Wow... After watching so many bad damn new-millennium horror movies last year and this, I wanted a good movie so bad. Well, since then I've gotten a few. But now I feel I should have been a bit more specific. I wanted something good that would keep me awake. I love slow-moving, internal horror films with good acting. But this isn't just slow. It's quiet too. More old-fashioned thrilling than creepy, more writer-driven than actor or director-driven, too classical in all respects, and downright pretentious at times. Especially with all the scenes featuring Italian language that isn't translated into English. Do we have to hold up a card that says: "not all people speak Italian"?? Because I know that. The filmmakers here should have known it too. I give it credit where credit is due. Because it certainly does have its' moments. Especially the end. And the scene where the husband and wife are lost in the alley. And Hilary Mason and Julie Christie are perfect. But, I couldn't stand Donald Sutherland. And they did a lot better with the whole "she believes, he doesn't" thing when it was kept subtle. By the time he's drunk, I felt like shouting: "I don't care about him anymore. Can we kill him already?"

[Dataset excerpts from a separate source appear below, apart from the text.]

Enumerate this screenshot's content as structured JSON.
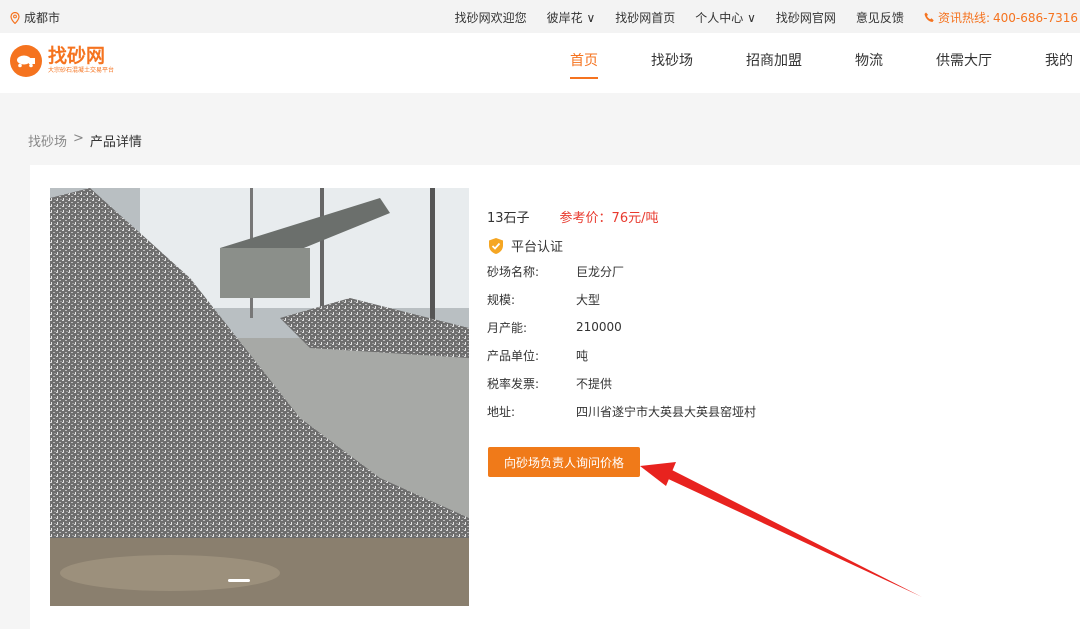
{
  "topbar": {
    "city": "成都市",
    "links": [
      "找砂网欢迎您",
      "彼岸花 ∨",
      "找砂网首页",
      "个人中心 ∨",
      "找砂网官网",
      "意见反馈"
    ],
    "hotline_label": "资讯热线:",
    "hotline_number": "400-686-7316"
  },
  "header": {
    "logo_title": "找砂网",
    "logo_subtitle": "大宗砂石混凝土交易平台",
    "nav": [
      "首页",
      "找砂场",
      "招商加盟",
      "物流",
      "供需大厅",
      "我的"
    ]
  },
  "breadcrumb": {
    "parent": "找砂场",
    "separator": ">",
    "current": "产品详情"
  },
  "product": {
    "name": "13石子",
    "price": "参考价：76元/吨",
    "cert_label": "平台认证",
    "fields": [
      {
        "key": "砂场名称:",
        "value": "巨龙分厂"
      },
      {
        "key": "规模:",
        "value": "大型"
      },
      {
        "key": "月产能:",
        "value": "210000"
      },
      {
        "key": "产品单位:",
        "value": "吨"
      },
      {
        "key": "税率发票:",
        "value": "不提供"
      },
      {
        "key": "地址:",
        "value": "四川省遂宁市大英县大英县窑垭村"
      }
    ],
    "inquiry_button": "向砂场负责人询问价格"
  },
  "colors": {
    "accent": "#f5731f",
    "price": "#e83a2e",
    "arrow": "#e8231f"
  },
  "icons": {
    "location": "location-pin-icon",
    "phone": "phone-icon",
    "verified": "shield-check-icon"
  }
}
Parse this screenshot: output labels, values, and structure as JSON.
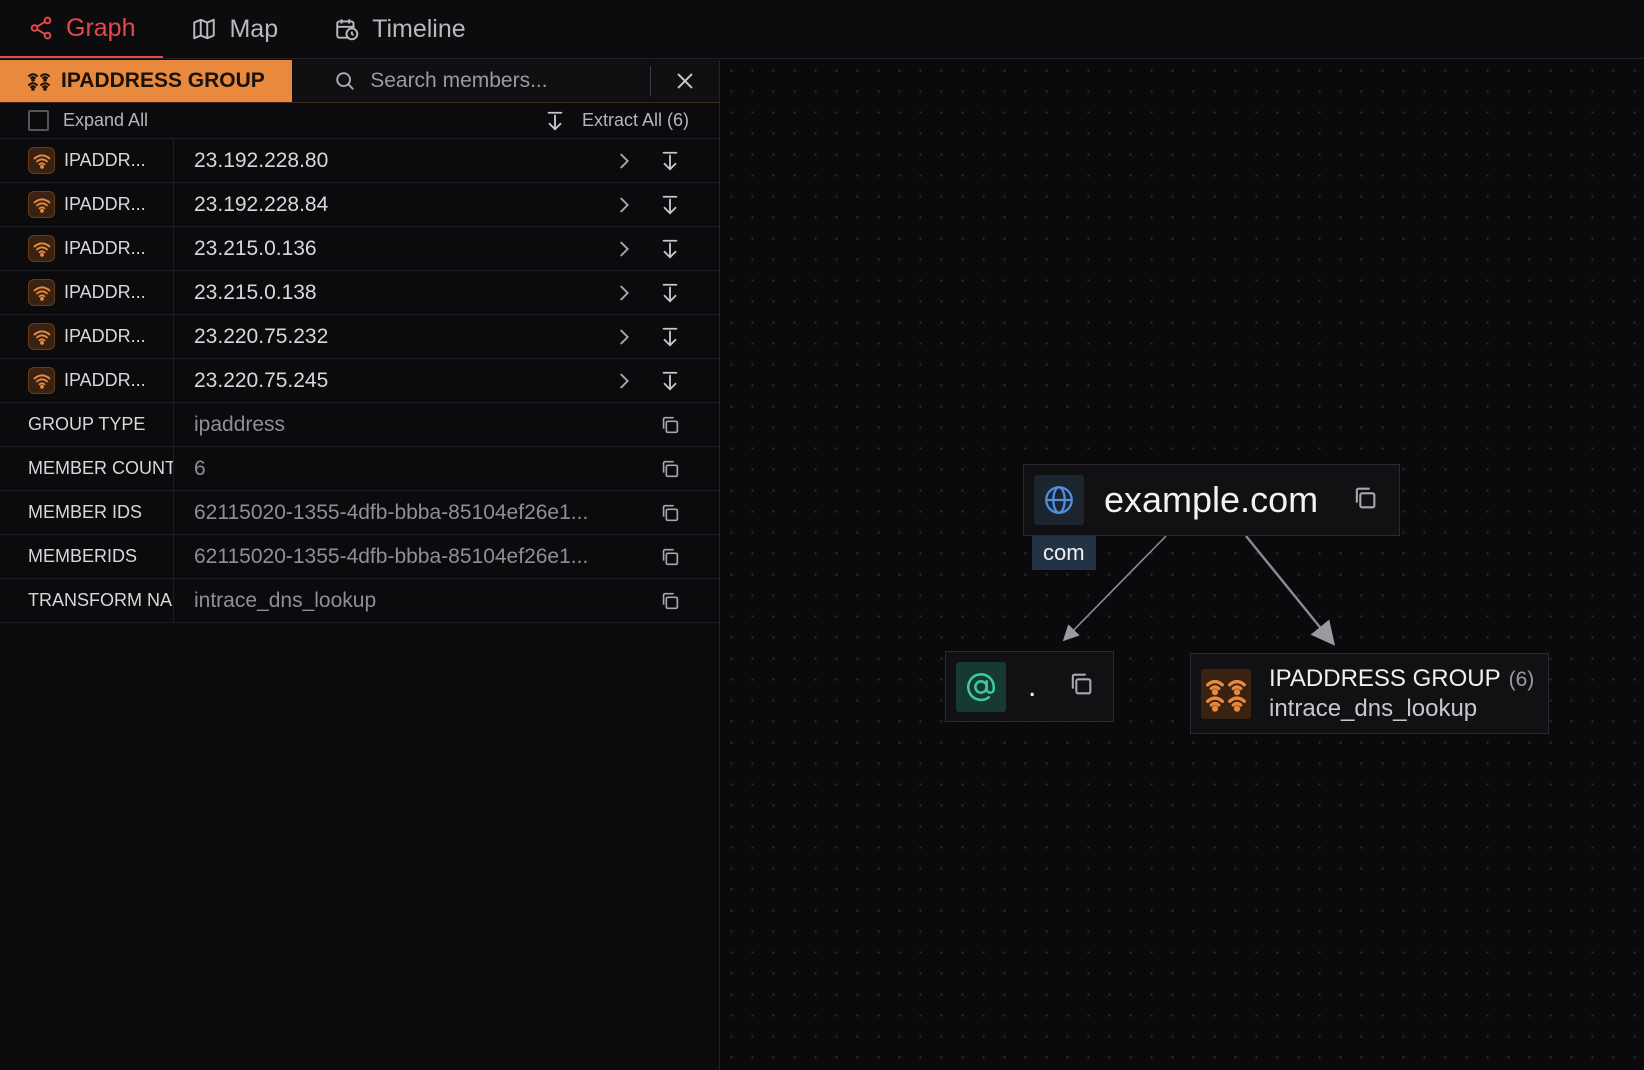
{
  "tabs": [
    {
      "label": "Graph",
      "icon": "share-graph-icon",
      "active": true
    },
    {
      "label": "Map",
      "icon": "map-icon",
      "active": false
    },
    {
      "label": "Timeline",
      "icon": "calendar-clock-icon",
      "active": false
    }
  ],
  "panel": {
    "group_label": "IPADDRESS GROUP",
    "search_placeholder": "Search members...",
    "expand_all_label": "Expand All",
    "extract_all_label": "Extract All (6)",
    "members": [
      {
        "type": "IPADDR...",
        "value": "23.192.228.80"
      },
      {
        "type": "IPADDR...",
        "value": "23.192.228.84"
      },
      {
        "type": "IPADDR...",
        "value": "23.215.0.136"
      },
      {
        "type": "IPADDR...",
        "value": "23.215.0.138"
      },
      {
        "type": "IPADDR...",
        "value": "23.220.75.232"
      },
      {
        "type": "IPADDR...",
        "value": "23.220.75.245"
      }
    ],
    "properties": [
      {
        "key": "GROUP TYPE",
        "value": "ipaddress"
      },
      {
        "key": "MEMBER COUNT",
        "value": "6"
      },
      {
        "key": "MEMBER IDS",
        "value": "62115020-1355-4dfb-bbba-85104ef26e1..."
      },
      {
        "key": "MEMBERIDS",
        "value": "62115020-1355-4dfb-bbba-85104ef26e1..."
      },
      {
        "key": "TRANSFORM NA",
        "value": "intrace_dns_lookup"
      }
    ]
  },
  "graph": {
    "domain_node": {
      "title": "example.com",
      "badge": "com",
      "icon": "globe-icon"
    },
    "email_node": {
      "title": ".",
      "icon": "at-sign-icon"
    },
    "group_node": {
      "title": "IPADDRESS GROUP",
      "count": "(6)",
      "subtitle": "intrace_dns_lookup",
      "icon": "wifi-group-icon"
    }
  },
  "colors": {
    "accent_red": "#e5484d",
    "group_orange": "#e8893d",
    "background": "#0a0a0c"
  }
}
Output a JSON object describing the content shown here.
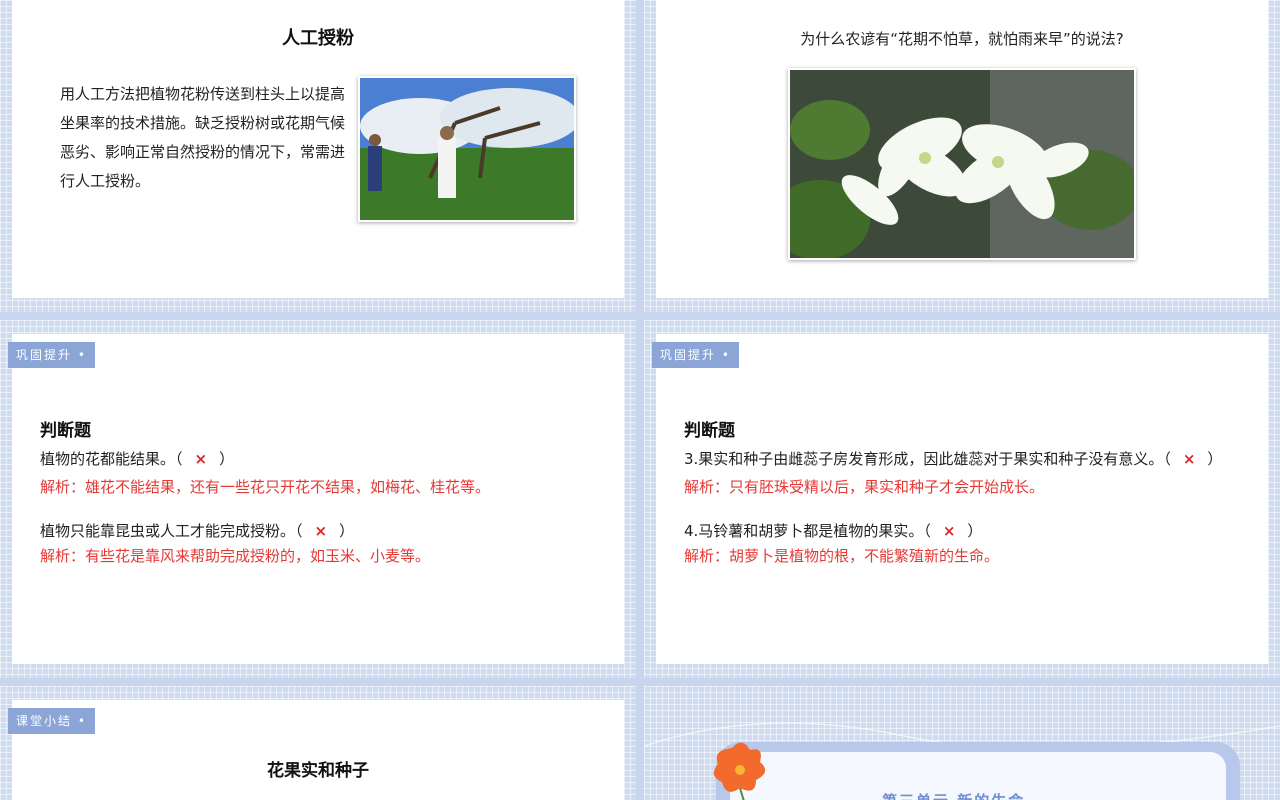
{
  "slide1": {
    "title": "人工授粉",
    "paragraph": "用人工方法把植物花粉传送到柱头上以提高坐果率的技术措施。缺乏授粉树或花期气候恶劣、影响正常自然授粉的情况下，常需进行人工授粉。"
  },
  "slide2": {
    "question": "为什么农谚有“花期不怕草，就怕雨来早”的说法?"
  },
  "slide3": {
    "tag": "巩固提升 •",
    "heading": "判断题",
    "q1": "植物的花都能结果。（",
    "q1_close": "）",
    "a1": "解析：雄花不能结果，还有一些花只开花不结果，如梅花、桂花等。",
    "q2": "植物只能靠昆虫或人工才能完成授粉。（",
    "q2_close": "）",
    "a2": "解析：有些花是靠风来帮助完成授粉的，如玉米、小麦等。"
  },
  "slide4": {
    "tag": "巩固提升 •",
    "heading": "判断题",
    "q3": "3.果实和种子由雌蕊子房发育形成，因此雄蕊对于果实和种子没有意义。（",
    "q3_close": "）",
    "a3": "解析：只有胚珠受精以后，果实和种子才会开始成长。",
    "q4": "4.马铃薯和胡萝卜都是植物的果实。（",
    "q4_close": "）",
    "a4": "解析：胡萝卜是植物的根，不能繁殖新的生命。"
  },
  "slide5": {
    "tag": "课堂小结 •",
    "title": "花果实和种子"
  },
  "slide6": {
    "unit_title": "第三单元 新的生命"
  },
  "mark": "×",
  "colors": {
    "accent": "#8aa5d6",
    "answer": "#e53935",
    "mark": "#d62828"
  }
}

Is this a Gremlins rip-off or another one of those 80's homages / tributes to old 50's sci-fi scare flicks? Or is it both? Either way, there's no way this movie will ever escape the shadow of Gremlins. And all things considered, the fact that this movie is always compared to Gremlins isn't unfair either. Both feature perfect "little towns" with cute families and quasi-friendly townies. This one seems to have a little more attitude and the Critter creature design is a lot more impressive than the Gremlin creatures, but that film still remains better structured, tighter paced, darker, scarier, creepier, and more entertaining. Not to mention the intended humor in this film is all off. Harv is a bunch of missed opportunities, completely underdeveloped (the sheriff in Critters 2 was more interesting). They don't do anything with the religious stuff here. The bounty hunters are completely boring. The Hulk Hogan movie Suburban Commando had much funnier "aliens adjusting to Earth customs" jokes all around. The father is annoying. And... what's up with the daughter's boyfriend? He looks like he's supposed to be a creep, but he's just an alergic rich-kid type.


Re-watching this movie is a funny experience. It's not without its' flaws. Mostly, it begins and, to be honest... for awhile, all it has going for it is Jerry Goldsmith's score and the huge special effects which are still incredible today. It takes forever to make you care about any of the characters (except Carol Anne, who is SO adorable in this movie- Drew Barrymore as a child star had nothing on Heather O'Rourke). Finally, it happens. But it's more than 1-4th over by then. The more emotionally disheveled and frazzled the family gets, the better the acting is. I even grew to like the bratty eldest daughter who you never see, and I'm sure audiences had funny feelings about- seeing as how she always bailed whenever things got too sad, where Robbie never wanted to leave the house. Also- the religious stuff is overbearing and sappy instead of thought-provoking and completely heart-felt. But by that time in the movie, the scene with James Karen is so damn creepy- you're getting all kinds of chills. "Nobody's complained... until now." Jaws: eat your heart out!